32 RAB'bin meleği, “Neden üç kez eşeğini dövdün?” diye sordu, “Ben seni engellemeye geldim. Çünkü gittiğin yol seni yıkıma götürüyor.
And the Angel of Jehovah said to him, Wherefore hast thou smitten thine ass these three times? behold, it was I who came forth to withstand thee, for the way [thou walkest in] is for ruin before me.
33 Eşek beni gördü, üç kez önümden saptı. Eğer yoldan sapmasaydı, seni öldürür, onu sağ bırakırdım.”
And the ass saw me, and turned from me these three times; had she not turned from me, I had now certainly slain thee, and saved her alive.
34 Balam RAB'bin meleğine, “Günah işledim” dedi, “Beni engellemek için yolda dikildiğini anlamadım. Uygun görmüyorsan şimdi evime döneyim.”
And Balaam said to the Angel of Jehovah, I have sinned; for I knew not that thou stoodest in the way against me; and now, if it be evil in thine eyes, I will get me back again.
35 RAB'bin meleği, “Adamlarla git” dedi, “Ama yalnız sana söyleyeceklerimi söyleyeceksin.” Böylece Balam Balak'ın önderleriyle gitti.
And the Angel of Jehovah said to Balaam, Go with the men, but only the word that I shall speak unto thee, that shalt thou speak. And Balaam went with the princes of Balak.
36 Balak Balam'ın geldiğini duyunca, onu karşılamak için Arnon kıyısında, sınırın en uzak köşesindeki Moav Kenti'ne gitti.
And when Balak heard that Balaam came, he went out to meet him, to the city of Moab, which is on the border of the Arnon, which is at the extremity of the border.
37 Balam'a, “Seni çağırmak için adam gönderdiğimde neden gelmedin?” dedi, “Seni ödüllendirmeye gücüm yetmez mi?”
And Balak said to Balaam, Did I not earnestly send to thee to call thee? why didst thou not come to me? am I not surely able to honour thee?
38 Balam, “İşte şimdi geldim” diye yanıtladı, “Ama ne diyebilirim ki?
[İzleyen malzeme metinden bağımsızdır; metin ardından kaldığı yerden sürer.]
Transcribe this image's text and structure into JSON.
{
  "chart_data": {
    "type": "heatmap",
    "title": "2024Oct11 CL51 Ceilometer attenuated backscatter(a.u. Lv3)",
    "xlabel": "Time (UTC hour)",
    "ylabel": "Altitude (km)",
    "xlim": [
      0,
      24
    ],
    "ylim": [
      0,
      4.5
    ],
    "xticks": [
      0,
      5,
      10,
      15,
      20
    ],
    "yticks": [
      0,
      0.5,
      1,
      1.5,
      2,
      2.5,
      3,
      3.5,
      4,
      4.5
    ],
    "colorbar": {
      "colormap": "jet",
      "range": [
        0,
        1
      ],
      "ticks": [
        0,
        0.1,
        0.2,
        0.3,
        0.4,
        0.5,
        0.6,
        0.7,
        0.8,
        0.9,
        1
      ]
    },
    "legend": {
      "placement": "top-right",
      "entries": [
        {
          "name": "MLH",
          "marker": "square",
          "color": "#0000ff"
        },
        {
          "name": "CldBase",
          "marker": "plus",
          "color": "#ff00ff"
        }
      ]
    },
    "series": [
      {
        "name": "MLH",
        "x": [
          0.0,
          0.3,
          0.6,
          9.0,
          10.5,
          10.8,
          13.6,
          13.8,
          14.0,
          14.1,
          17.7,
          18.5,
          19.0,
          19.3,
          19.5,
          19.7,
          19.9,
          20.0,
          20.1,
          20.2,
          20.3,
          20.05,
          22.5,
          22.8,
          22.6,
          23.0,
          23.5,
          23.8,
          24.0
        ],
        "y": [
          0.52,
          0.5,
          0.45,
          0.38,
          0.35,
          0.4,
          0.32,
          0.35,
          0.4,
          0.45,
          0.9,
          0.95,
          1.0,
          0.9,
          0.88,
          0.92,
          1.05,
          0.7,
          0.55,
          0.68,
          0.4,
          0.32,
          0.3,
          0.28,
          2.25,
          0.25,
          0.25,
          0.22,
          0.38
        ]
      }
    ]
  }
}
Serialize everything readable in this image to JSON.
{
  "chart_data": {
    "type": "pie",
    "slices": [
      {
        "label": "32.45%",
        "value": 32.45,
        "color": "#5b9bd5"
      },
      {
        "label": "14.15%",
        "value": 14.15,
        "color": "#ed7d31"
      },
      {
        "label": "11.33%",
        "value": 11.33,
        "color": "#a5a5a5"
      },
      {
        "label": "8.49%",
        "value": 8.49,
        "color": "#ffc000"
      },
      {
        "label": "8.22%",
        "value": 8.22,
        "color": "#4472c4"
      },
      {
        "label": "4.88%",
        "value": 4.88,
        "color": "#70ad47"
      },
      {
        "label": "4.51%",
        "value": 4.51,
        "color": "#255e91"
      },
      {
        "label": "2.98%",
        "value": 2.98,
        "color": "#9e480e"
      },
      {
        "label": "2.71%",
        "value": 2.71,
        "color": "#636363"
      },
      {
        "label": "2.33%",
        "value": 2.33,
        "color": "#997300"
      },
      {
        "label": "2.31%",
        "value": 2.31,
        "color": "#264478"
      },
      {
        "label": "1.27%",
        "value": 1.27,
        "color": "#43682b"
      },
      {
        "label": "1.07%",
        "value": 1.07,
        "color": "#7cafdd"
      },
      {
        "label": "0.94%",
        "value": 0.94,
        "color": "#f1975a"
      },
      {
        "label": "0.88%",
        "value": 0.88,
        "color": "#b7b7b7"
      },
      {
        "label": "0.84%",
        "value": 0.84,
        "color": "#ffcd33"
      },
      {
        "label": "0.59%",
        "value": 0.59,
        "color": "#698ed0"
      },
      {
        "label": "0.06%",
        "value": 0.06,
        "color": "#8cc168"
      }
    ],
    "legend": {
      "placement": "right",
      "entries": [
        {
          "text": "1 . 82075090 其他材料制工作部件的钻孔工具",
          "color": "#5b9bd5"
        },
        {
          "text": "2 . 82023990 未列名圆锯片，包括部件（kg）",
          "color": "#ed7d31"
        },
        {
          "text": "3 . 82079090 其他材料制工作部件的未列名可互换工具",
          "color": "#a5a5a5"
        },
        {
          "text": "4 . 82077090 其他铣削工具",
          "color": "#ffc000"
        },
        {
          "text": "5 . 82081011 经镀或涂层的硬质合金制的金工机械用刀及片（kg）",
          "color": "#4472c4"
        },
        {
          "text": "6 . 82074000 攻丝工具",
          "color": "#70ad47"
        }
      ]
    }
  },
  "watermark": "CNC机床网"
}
Ancak Tanrı'nın bana buyurduklarını söyleyeceğim.”
And Balaam said to Balak, Lo, I am come to thee; but shall I now be able at all to say anything? the word that God puts in my mouth, that shall I speak.
39 Bundan sonra Balam Balak'la yola çıkarak Kiryat-Husot'a gitti.
And Balaam went with Balak, and they came to Kirjath-huzoth.
40 Balak sığırlar, davarlar kurban etti, Balam'la yanındaki önderlere et gönderdi.
And Balak offered oxen and small cattle, and sent to Balaam and to the princes that were with him.
41 Sabah Balak Balam'ı Bamot-Baal'a çıkardı. Balam oradan İsrail halkının bir kesimini görebildi.
And it came to pass on the morrow, that Balak took Balaam, and brought him up to the high places of Baal, and he saw from thence the extremity of the people.